Suppression des brûleurs à mazout et des subventions pour le gaz – Toutes les exceptions

Depuis le 1er janvier, l’interdiction de vente et d’installation de brûleurs à mazout (chauffage au fioul) est entrée en vigueur, tout comme l’arrêt des subventions pour les chaudières à gaz naturel, conformément à la Loi nationale sur le climat (loi 4936/22). Ces changements font partie de la stratégie pour l’efficacité énergétique et la réduction des émissions de carbone.

Brûleurs à mazout : Arrêt avec exceptions

Depuis le 1er janvier, la vente et l’installation de brûleurs à mazout sont interdites, avec des sanctions strictes pour les contrevenants, incluant des amendes et la mise sous scellés des systèmes. Toutefois, une prolongation de leur utilisation est à l’étude pour les zones n’ayant pas accès au réseau de gaz naturel, à condition qu’elles restent hors réseau.

Le remplacement des brûleurs à mazout par des pompes à chaleur devrait réduire la consommation d’énergie de 70 % et le coût du chauffage de 50 %.

Prolongations et nouvelles exigences

Dans les cas où il n’existe pas d’alternatives économiquement viables, la loi autorise une prolongation par décision du ministre de l’Environnement, après évaluation d’impact. À partir de 2029, les brûleurs à mazout fonctionneront exclusivement avec un mélange de fioul domestique et de combustibles liquides renouvelables (au moins 30 %).

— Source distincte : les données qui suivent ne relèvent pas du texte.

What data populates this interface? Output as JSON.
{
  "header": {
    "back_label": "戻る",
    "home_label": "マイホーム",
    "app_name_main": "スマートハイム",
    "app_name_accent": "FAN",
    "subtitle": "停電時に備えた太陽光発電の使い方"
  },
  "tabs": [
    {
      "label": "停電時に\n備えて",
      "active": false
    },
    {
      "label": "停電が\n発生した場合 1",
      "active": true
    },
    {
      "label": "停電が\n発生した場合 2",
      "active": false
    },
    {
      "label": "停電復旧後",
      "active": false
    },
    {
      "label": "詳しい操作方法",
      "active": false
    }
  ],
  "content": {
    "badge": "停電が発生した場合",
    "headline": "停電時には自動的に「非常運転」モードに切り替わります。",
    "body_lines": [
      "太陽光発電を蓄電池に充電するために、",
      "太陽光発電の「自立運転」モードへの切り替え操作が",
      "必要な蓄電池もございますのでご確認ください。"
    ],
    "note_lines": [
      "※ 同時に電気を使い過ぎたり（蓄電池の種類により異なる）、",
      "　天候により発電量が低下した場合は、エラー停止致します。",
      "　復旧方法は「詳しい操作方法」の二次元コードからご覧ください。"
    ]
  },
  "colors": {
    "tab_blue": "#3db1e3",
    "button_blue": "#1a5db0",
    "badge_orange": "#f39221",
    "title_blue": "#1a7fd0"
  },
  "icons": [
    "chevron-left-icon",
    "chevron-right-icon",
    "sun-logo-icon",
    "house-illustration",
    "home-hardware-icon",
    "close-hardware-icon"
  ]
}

Fin des subventions pour les chaudières à gaz

L’UE, par une directive activée en mai 2024, prévoit la suppression totale des subventions pour les chaudières utilisant des combustibles fossiles. À partir de 2025, toute incitation financière pour l’installation de telles chaudières est interdite, tandis qu’une exception est prévue pour les systèmes de chauffage hybrides utilisant des Énergies Renouvelables (ENR).

Transition vers les ENR et les pompes à chaleur

Le Plan National pour l’Énergie et le Climat (ESEK) comprend des objectifs ambitieux pour le développement des ENR, avec un accent sur le chauffage et le refroidissement. Le renforcement de l’autoproduction d’électricité via le photovoltaïque avec stockage, ainsi que l’installation de systèmes hybrides, constituent les piliers fondamentaux de cette stratégie.

Les pompes à chaleur, bien qu’elles coûtent jusqu’à quatre fois plus cher qu’une chaudière à gaz, sont subventionnées par des programmes tels que « Je change de système de chauffage et de chauffe-eau » et « Exikonomo 2025 ». Les premières pompes à grande échelle seront installées d’ici 2030, avec pour objectif de doubler leur utilisation par rapport à 2022.

Globalement, la transition vers les pompes à chaleur devrait réduire les coûts énergétiques et contribuer de manière significative aux objectifs d’efficacité énergétique et de neutralité climatique.